Whitey narrowed his eyes. He disengaged his arm. "Goodnight, Shawn, and goodbye," he said in a voice like a file on steel. He climbed into the car without shaking hands. The airman closed the door for him. As he backed away, he spun around and grabbed Shawn by his lapels.
"Listen you little weasel, you'd better stay the hell out of my sight because the next time I see you I'm going to beat the living crud out of you. You newsie bastards are the ones who better get the hell out of Vietnam and leave us in peace." With that he got into the car and started the engine. He smelled as much of beer as Shawn had.

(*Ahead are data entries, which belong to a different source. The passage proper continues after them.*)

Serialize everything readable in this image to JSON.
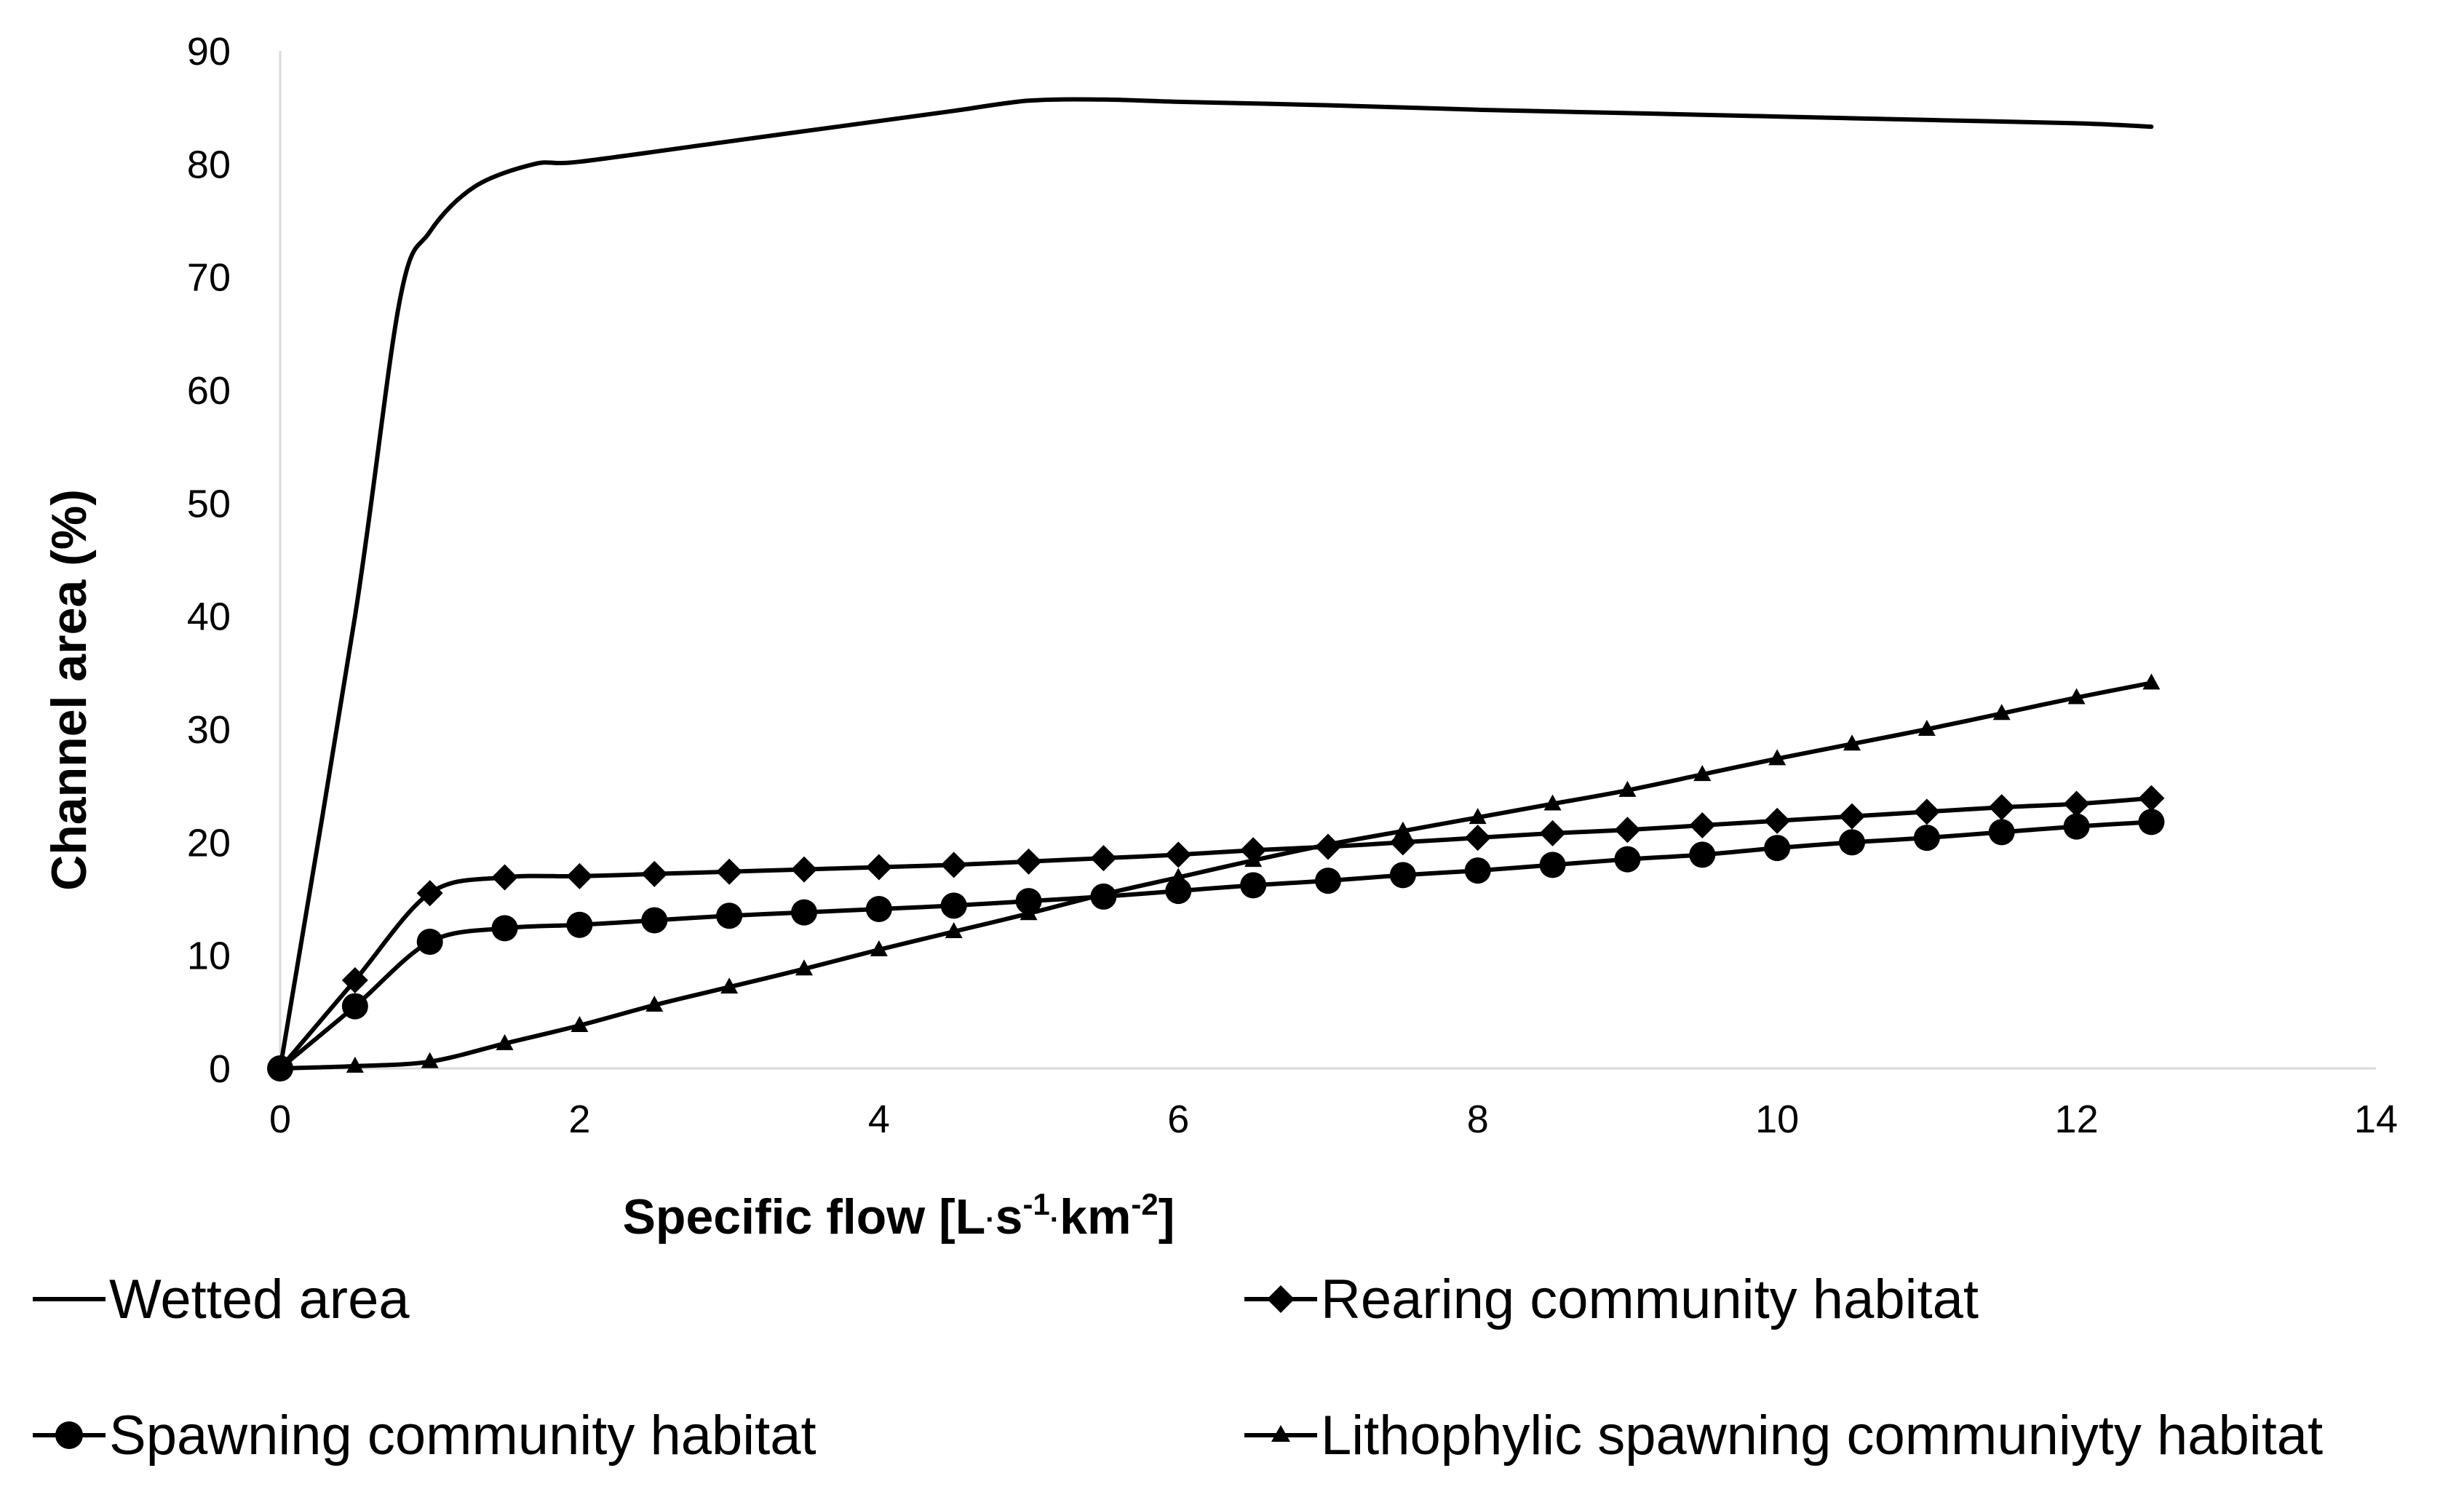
{
  "chart_data": {
    "type": "line",
    "title": "",
    "xlabel": "Specific flow [L·s⁻¹·km⁻²]",
    "xlabel_parts": {
      "base": "Specific flow [L",
      "dot1": "·",
      "s": "s",
      "exp1": "-1",
      "dot2": "·",
      "km": "km",
      "exp2": "-2",
      "close": "]"
    },
    "ylabel": "Channel area (%)",
    "xlim": [
      0,
      14
    ],
    "ylim": [
      0,
      90
    ],
    "x_ticks": [
      "0",
      "2",
      "4",
      "6",
      "8",
      "10",
      "12",
      "14"
    ],
    "y_ticks": [
      "0",
      "10",
      "20",
      "30",
      "40",
      "50",
      "60",
      "70",
      "80",
      "90"
    ],
    "grid": false,
    "legend_position": "bottom",
    "series": [
      {
        "name": "Wetted area",
        "marker": "none",
        "x": [
          0,
          0.5,
          0.8,
          1.0,
          1.3,
          1.7,
          2.0,
          3.0,
          4.0,
          4.5,
          5.0,
          5.5,
          6.0,
          7.0,
          8.0,
          9.0,
          10.0,
          11.0,
          12.0,
          12.5
        ],
        "y": [
          0,
          40,
          68,
          74,
          78,
          80,
          80.2,
          82,
          83.8,
          84.7,
          85.6,
          85.7,
          85.5,
          85.2,
          84.8,
          84.5,
          84.2,
          83.9,
          83.6,
          83.3
        ]
      },
      {
        "name": "Rearing community habitat",
        "marker": "diamond",
        "x": [
          0,
          0.5,
          1.0,
          1.5,
          2.0,
          2.5,
          3.0,
          3.5,
          4.0,
          4.5,
          5.0,
          5.5,
          6.0,
          6.5,
          7.0,
          7.5,
          8.0,
          8.5,
          9.0,
          9.5,
          10.0,
          10.5,
          11.0,
          11.5,
          12.0,
          12.5
        ],
        "y": [
          0,
          7.8,
          15.5,
          16.9,
          17.0,
          17.2,
          17.4,
          17.6,
          17.8,
          18.0,
          18.3,
          18.6,
          18.9,
          19.3,
          19.6,
          20.0,
          20.4,
          20.8,
          21.1,
          21.5,
          21.9,
          22.3,
          22.7,
          23.1,
          23.4,
          23.9
        ]
      },
      {
        "name": "Spawning community habitat",
        "marker": "circle",
        "x": [
          0,
          0.5,
          1.0,
          1.5,
          2.0,
          2.5,
          3.0,
          3.5,
          4.0,
          4.5,
          5.0,
          5.5,
          6.0,
          6.5,
          7.0,
          7.5,
          8.0,
          8.5,
          9.0,
          9.5,
          10.0,
          10.5,
          11.0,
          11.5,
          12.0,
          12.5
        ],
        "y": [
          0,
          5.5,
          11.2,
          12.4,
          12.7,
          13.1,
          13.5,
          13.8,
          14.1,
          14.4,
          14.8,
          15.2,
          15.7,
          16.2,
          16.6,
          17.1,
          17.5,
          18.0,
          18.5,
          18.9,
          19.5,
          20.0,
          20.4,
          20.9,
          21.4,
          21.8
        ]
      },
      {
        "name": "Lithophylic spawning communiyty habitat",
        "marker": "triangle",
        "x": [
          0,
          0.5,
          1.0,
          1.5,
          2.0,
          2.5,
          3.0,
          3.5,
          4.0,
          4.5,
          5.0,
          5.5,
          6.0,
          6.5,
          7.0,
          7.5,
          8.0,
          8.5,
          9.0,
          9.5,
          10.0,
          10.5,
          11.0,
          11.5,
          12.0,
          12.5
        ],
        "y": [
          0,
          0.2,
          0.6,
          2.2,
          3.8,
          5.6,
          7.2,
          8.8,
          10.5,
          12.1,
          13.7,
          15.4,
          16.9,
          18.4,
          19.8,
          21.0,
          22.2,
          23.4,
          24.6,
          26.0,
          27.4,
          28.7,
          30.0,
          31.4,
          32.8,
          34.1
        ]
      }
    ]
  }
}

"Sorry, General," he said. "Guess I pure got carried away. That wasn't anybody important, was it?"
Whitey still didn't have an answer to that question when the driver dropped him off at his trailer.
Washington was cold and rainy when the SAM flight brought Whitey home. He stared down through the dark mist at the red and white bands of taillights and headlights as the evening traffic streamed along the Wahington D.C. Beltway. He knew he would have to have a long talk with Sal about resigning from the Air Force.